Thirteen sailors on the USS Theodore Roosevelt tested positive for COVID-19 for a second time last week, raising concerns over reinfection.

This proves that doctors are still learning new information about the virus daily, says Dr. Michael Wilkes, a professor of medicine and global health at UC Davis. 

“It's a game changer, suggesting that at least some healthy people don't develop long lasting immunity,” he says. 

When infected with other viruses, such as measles, the body often develops antibodies that prevent reinfection. But Wilkes says it’s different with coronaviruses, such as COVID-19, MERs and SARs. 

“We know that immunity lasts a lot less, usually a couple of months to a couple of years,” he notes. 
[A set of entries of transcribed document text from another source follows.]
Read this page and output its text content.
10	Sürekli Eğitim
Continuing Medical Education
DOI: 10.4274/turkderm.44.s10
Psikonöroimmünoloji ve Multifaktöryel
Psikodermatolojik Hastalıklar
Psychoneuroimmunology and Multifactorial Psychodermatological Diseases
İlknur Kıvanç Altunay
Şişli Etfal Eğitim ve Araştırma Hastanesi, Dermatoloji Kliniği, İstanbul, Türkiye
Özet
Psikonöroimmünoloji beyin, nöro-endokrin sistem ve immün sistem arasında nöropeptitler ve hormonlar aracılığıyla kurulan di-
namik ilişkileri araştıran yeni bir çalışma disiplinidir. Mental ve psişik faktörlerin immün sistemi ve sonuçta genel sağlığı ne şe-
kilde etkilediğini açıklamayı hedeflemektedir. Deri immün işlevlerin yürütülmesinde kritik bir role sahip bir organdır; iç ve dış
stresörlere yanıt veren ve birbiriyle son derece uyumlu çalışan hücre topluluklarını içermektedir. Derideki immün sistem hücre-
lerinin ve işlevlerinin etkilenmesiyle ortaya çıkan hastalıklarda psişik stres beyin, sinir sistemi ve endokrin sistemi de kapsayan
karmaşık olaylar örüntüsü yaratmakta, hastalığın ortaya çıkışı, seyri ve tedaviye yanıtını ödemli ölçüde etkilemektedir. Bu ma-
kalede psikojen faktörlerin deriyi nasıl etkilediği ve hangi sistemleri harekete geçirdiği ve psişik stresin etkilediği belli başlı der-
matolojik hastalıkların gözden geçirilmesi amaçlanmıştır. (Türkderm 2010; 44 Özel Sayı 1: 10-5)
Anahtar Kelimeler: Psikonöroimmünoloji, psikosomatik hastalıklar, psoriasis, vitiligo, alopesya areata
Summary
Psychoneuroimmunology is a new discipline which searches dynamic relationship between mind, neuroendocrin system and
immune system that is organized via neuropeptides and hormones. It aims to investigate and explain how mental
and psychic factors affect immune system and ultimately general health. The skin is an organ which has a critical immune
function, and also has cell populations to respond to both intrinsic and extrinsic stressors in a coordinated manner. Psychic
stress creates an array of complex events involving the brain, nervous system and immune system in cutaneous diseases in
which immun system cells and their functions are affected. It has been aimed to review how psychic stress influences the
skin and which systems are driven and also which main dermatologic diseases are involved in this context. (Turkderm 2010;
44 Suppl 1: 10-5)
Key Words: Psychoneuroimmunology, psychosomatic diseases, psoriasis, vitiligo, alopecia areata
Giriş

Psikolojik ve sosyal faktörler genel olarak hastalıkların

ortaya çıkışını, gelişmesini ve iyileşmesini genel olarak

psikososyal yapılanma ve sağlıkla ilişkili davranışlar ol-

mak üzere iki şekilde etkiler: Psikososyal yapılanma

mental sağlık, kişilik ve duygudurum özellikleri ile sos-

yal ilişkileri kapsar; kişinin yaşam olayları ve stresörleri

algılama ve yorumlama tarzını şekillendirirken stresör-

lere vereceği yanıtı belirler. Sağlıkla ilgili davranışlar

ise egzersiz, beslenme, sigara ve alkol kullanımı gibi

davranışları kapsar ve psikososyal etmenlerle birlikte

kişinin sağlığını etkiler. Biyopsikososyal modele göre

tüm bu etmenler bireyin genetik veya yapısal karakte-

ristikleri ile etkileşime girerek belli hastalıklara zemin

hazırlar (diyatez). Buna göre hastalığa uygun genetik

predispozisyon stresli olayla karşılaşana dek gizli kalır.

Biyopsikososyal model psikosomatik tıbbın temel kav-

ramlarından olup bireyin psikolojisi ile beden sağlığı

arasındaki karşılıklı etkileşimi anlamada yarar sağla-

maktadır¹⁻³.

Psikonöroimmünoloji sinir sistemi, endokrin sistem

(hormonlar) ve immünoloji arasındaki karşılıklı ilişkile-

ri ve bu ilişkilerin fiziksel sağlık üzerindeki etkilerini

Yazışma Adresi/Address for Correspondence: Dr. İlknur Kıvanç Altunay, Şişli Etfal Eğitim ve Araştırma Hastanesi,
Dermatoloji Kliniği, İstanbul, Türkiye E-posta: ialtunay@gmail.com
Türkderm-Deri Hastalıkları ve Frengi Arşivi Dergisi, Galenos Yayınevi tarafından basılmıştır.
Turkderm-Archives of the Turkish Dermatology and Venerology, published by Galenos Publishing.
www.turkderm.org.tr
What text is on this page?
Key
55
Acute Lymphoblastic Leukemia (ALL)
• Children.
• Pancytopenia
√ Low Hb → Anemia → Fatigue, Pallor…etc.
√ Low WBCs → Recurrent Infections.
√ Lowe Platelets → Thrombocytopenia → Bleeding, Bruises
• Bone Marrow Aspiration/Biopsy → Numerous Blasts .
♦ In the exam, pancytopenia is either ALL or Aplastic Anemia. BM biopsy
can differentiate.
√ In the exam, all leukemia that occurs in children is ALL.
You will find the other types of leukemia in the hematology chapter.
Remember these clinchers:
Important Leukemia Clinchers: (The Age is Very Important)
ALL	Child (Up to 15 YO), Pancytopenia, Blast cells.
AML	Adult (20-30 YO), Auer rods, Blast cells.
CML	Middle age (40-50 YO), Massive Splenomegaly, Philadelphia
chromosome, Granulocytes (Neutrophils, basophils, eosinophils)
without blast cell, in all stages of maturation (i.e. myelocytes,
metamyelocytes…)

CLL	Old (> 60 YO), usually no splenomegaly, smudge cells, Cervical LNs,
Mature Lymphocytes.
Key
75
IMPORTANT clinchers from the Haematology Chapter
In the case of the USS Theodore sailors, Wilkes says either they weren’t completely healthy when they were retested, or they’ve been reinfected. 

He says more research is necessary to find out whether reinfection is possible.

Discovering more symptoms of COVID-19

Wilkes says there’s also growing evidence that COVID-19 causes more symptoms than previously thought, including strokes, vascular complications, and Kawasaki Disease (also known as pediatric inflammatory multisystem syndrome or PIMS).

There are some indications that the virus is lasting longer than previously expected. He says that one in 10 people with COVID-19 might have the virus for longer than two weeks. In some cases, he says it might last eight to 10 weeks.